Время, народ требуют лица поэта, его поэтического характера, его позиции в жизни и литературе, той позиции, которую нельзя подменить решительно ничем и которая должна быть такой же сильной и своеобразной, как самый поэтический голос. Вот почему при чтении подлинного, глубокого поэта всегда возникает ощущение его личности, его поэтической биографии. Стоит только представить себе, насколько образ, возникающий при чтении Лермонтова, отличается от наших представлений, когда мы читаем Некрасова, чтобы оценить все значение личности поэта, — не позы, а именно личности.
Размышляющие глаза Заболоцкого видны за его стихами, читая их, вы неизменно встречаете этот почти в упор направленный взгляд.

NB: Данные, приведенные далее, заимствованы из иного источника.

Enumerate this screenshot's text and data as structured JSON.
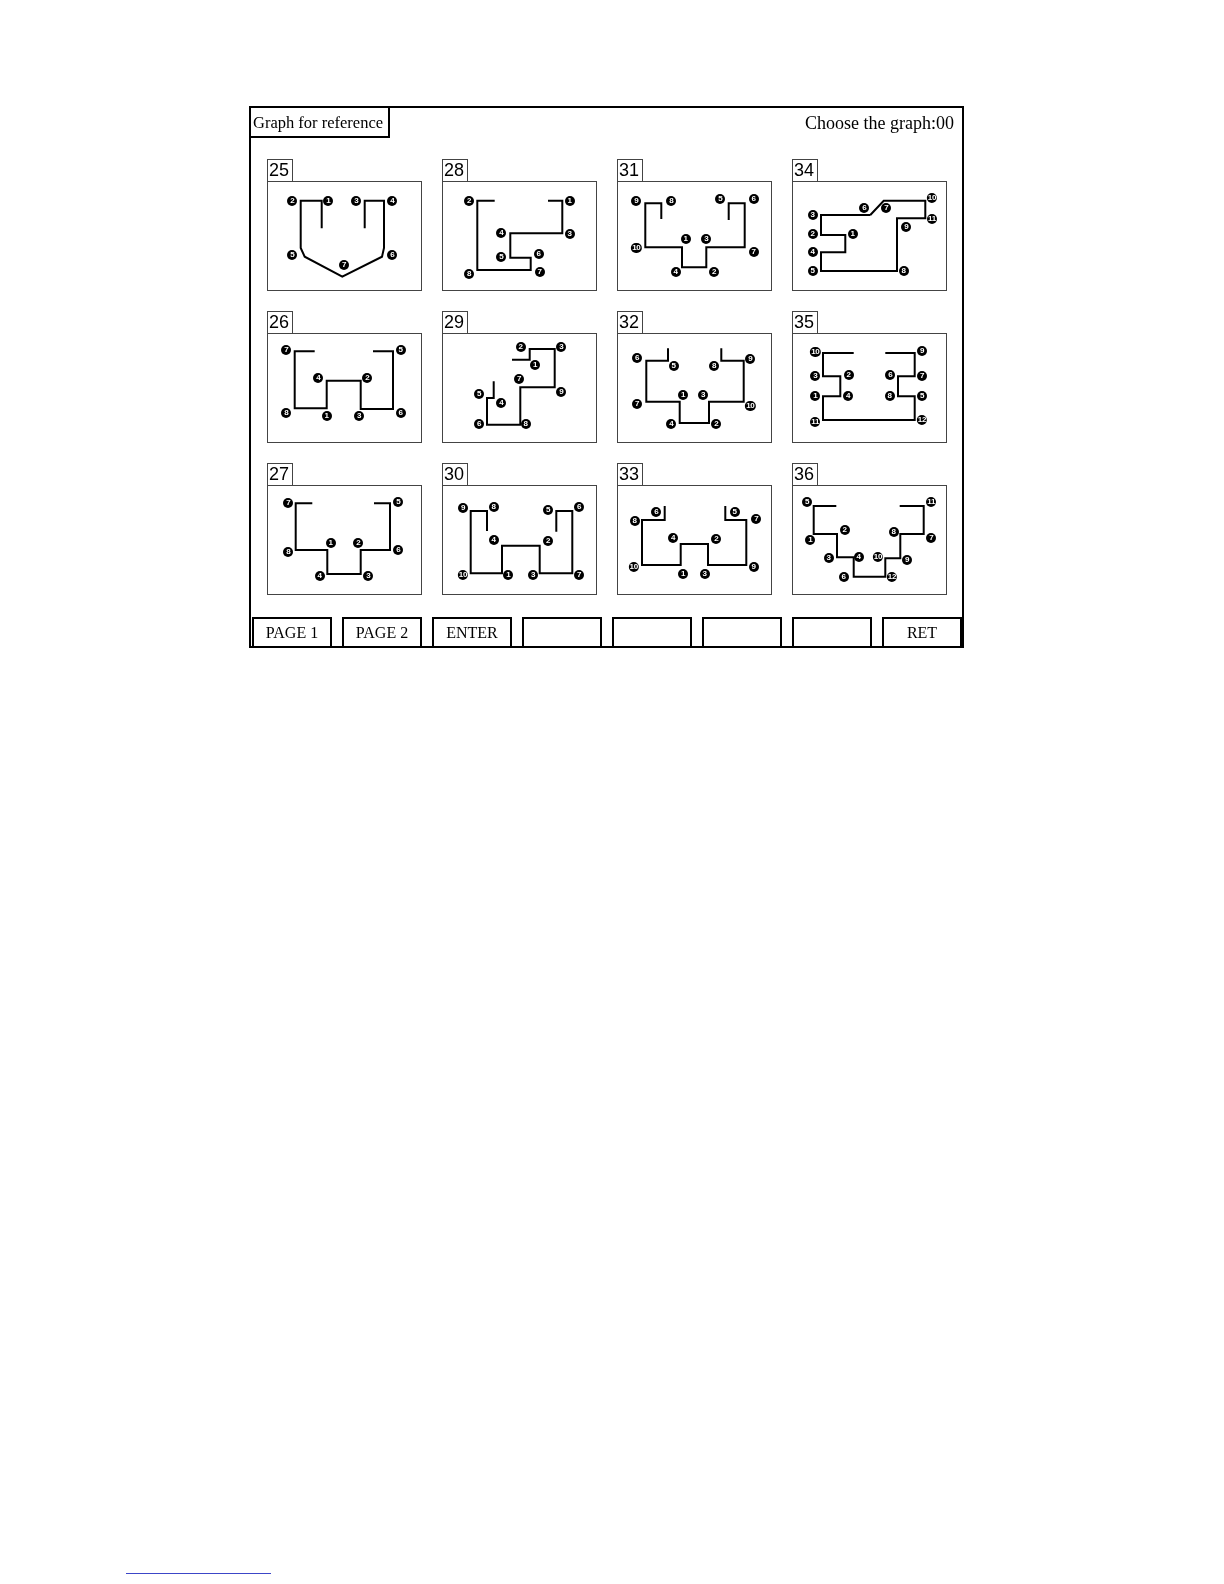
{
  "header": {
    "title": "Graph for reference",
    "prompt": "Choose the graph:00"
  },
  "graphs": [
    {
      "number": "25",
      "nodes": [
        "2",
        "1",
        "3",
        "4",
        "5",
        "6",
        "7"
      ]
    },
    {
      "number": "28",
      "nodes": [
        "2",
        "1",
        "4",
        "3",
        "5",
        "6",
        "8",
        "7"
      ]
    },
    {
      "number": "31",
      "nodes": [
        "9",
        "8",
        "5",
        "6",
        "10",
        "1",
        "3",
        "7",
        "4",
        "2"
      ]
    },
    {
      "number": "34",
      "nodes": [
        "10",
        "6",
        "7",
        "3",
        "11",
        "9",
        "2",
        "1",
        "4",
        "5",
        "8"
      ]
    },
    {
      "number": "26",
      "nodes": [
        "7",
        "5",
        "4",
        "2",
        "8",
        "6",
        "1",
        "3"
      ]
    },
    {
      "number": "29",
      "nodes": [
        "2",
        "3",
        "1",
        "7",
        "9",
        "5",
        "4",
        "6",
        "8"
      ]
    },
    {
      "number": "32",
      "nodes": [
        "6",
        "9",
        "5",
        "8",
        "1",
        "3",
        "7",
        "10",
        "4",
        "2"
      ]
    },
    {
      "number": "35",
      "nodes": [
        "10",
        "9",
        "3",
        "2",
        "6",
        "7",
        "1",
        "4",
        "8",
        "5",
        "11",
        "12"
      ]
    },
    {
      "number": "27",
      "nodes": [
        "7",
        "5",
        "1",
        "2",
        "8",
        "6",
        "4",
        "3"
      ]
    },
    {
      "number": "30",
      "nodes": [
        "9",
        "8",
        "5",
        "6",
        "4",
        "2",
        "10",
        "1",
        "3",
        "7"
      ]
    },
    {
      "number": "33",
      "nodes": [
        "8",
        "6",
        "5",
        "7",
        "4",
        "2",
        "10",
        "1",
        "3",
        "9"
      ]
    },
    {
      "number": "36",
      "nodes": [
        "5",
        "11",
        "2",
        "8",
        "1",
        "7",
        "3",
        "4",
        "10",
        "9",
        "6",
        "12"
      ]
    }
  ],
  "buttons": [
    {
      "kind": "labeled",
      "label": "PAGE 1"
    },
    {
      "kind": "labeled",
      "label": "PAGE 2"
    },
    {
      "kind": "labeled",
      "label": "ENTER"
    },
    {
      "kind": "blank"
    },
    {
      "kind": "blank"
    },
    {
      "kind": "blank"
    },
    {
      "kind": "blank"
    },
    {
      "kind": "labeled",
      "label": "RET"
    }
  ]
}
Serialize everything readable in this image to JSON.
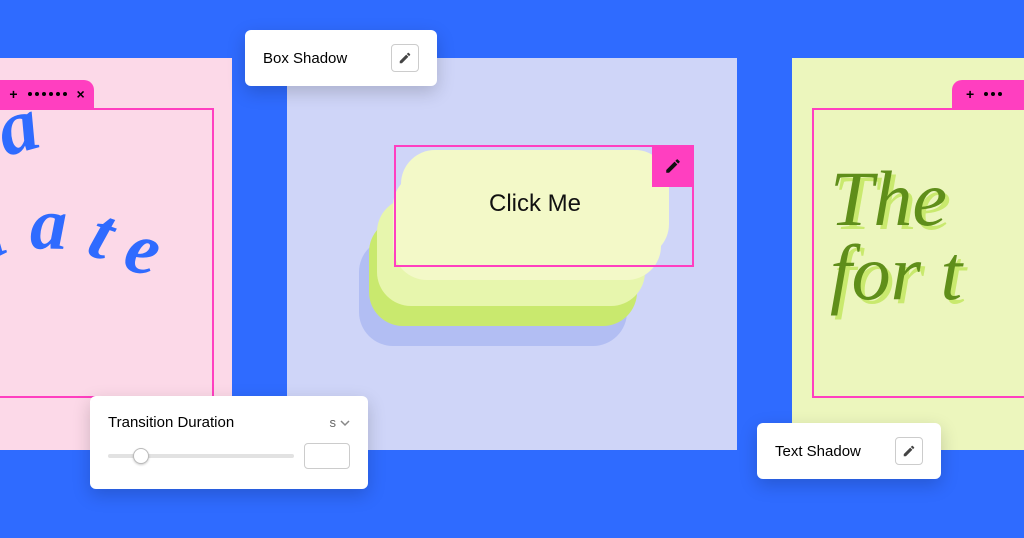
{
  "colors": {
    "bg": "#2f6bff",
    "pink_panel": "#fcd9e8",
    "lilac_panel": "#cfd5f8",
    "green_panel": "#ecf6bd",
    "magenta": "#ff3fc0",
    "blue_text": "#2f6bff",
    "olive_text": "#5f8e1a"
  },
  "left_panel": {
    "wavy_text": "i a\nmate"
  },
  "center_panel": {
    "button_label": "Click Me"
  },
  "right_panel": {
    "serif_text": "The\nfor t"
  },
  "cards": {
    "box_shadow": {
      "label": "Box Shadow"
    },
    "transition": {
      "label": "Transition Duration",
      "unit": "s",
      "slider_percent": 18
    },
    "text_shadow": {
      "label": "Text Shadow"
    }
  }
}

Поэзия его поучительна, потому что она построена на требованиях высокого разума, и в этой поучительности отчетливо видны классические традиции, русской литературы.
Близка ему и грузинская поэзия, в которой всегда были сильны мотивы рыцарской морали. Он переводил разных, не похожих друг на друга поэтов — Гурамишвили, Орбелиани, Важа Пшавелу. Каждый раз нужно было открыть новый ход к чужой душе, разгадать новую тайну. Для Гурамишвили нужно было обладать тем желанием добра, той поучительностью, о которой я говорил выше. Для Важа Пшавелы нужно было иметь размышляющее направление ума, нужно было уметь думать о поэзии. Орбелиани нельзя было хорошо перевести, не обладая изяществом, светлой легкостью чувства. И нужно было прежде всего быть мастером русской поэзии.
Я перешел к переводам непреднамеренно, хотя, может быть, и не случайно. В сороковых годах и пятидесятых Заболоцкий отдавал очень много времени переводам. Но работа над оригинальными стихами продолжалась, развивалась, была полна новых поисков и новых открытий.
Он пишет ряд психологических портретов — «Жена», «Неудачник», «Некрасивая девочка» — и как бы подводит итог этим опытам в стихотворении «О красоте человеческих лиц»:
Это — не только об «архитектуре» человеческой души, по о собственном опыте — жизненном и поэтическом, которые переплелись теперь неразрывно.
Жизнь поэта со всеми ее тревогами, сомнениями, разочарованиями в конечном счете направлена к тому, чтобы стать самим собой, выразить себя с наибольшей полнотой. Среди немногих счастливцев, которым это удалось, одно из первых мест принадлежит Заболоцкому.
Однажды мы говорили о нем с Евгением Шварцем, нашим общим и близким другом. Это было в трудную для Заболоцкого пору, когда его поэзия была объявлена «юродивой» и даже умные, казалось бы, критики нанесли ему нерасчетливо беспощадные удары.
— Нет, он счастлив, — упрямо сказал Шварц, — никто не может отнять у него счастья таланта.
Он был прав, потому что самые горшие из несчастий превращаются в поэзию силой таланта и счастье поэта — поэзия, как бы ни сложилась жизнь.
6
В конце жизни он написал цикл «Последняя любовь», десять стихотворений, объединенных одной темой — и неожиданных, потому что прежде он не писал о любви. К его поэзии размышлений не шла «обыкновенность», казалось бы, давно исчерпанной темы. Но в этом цикле вдруг открылась такая глубина нежности, которую трудно было прежде разглядеть за поэтической неторопливостью Заболоцкого, за торжественностью его стихового строя.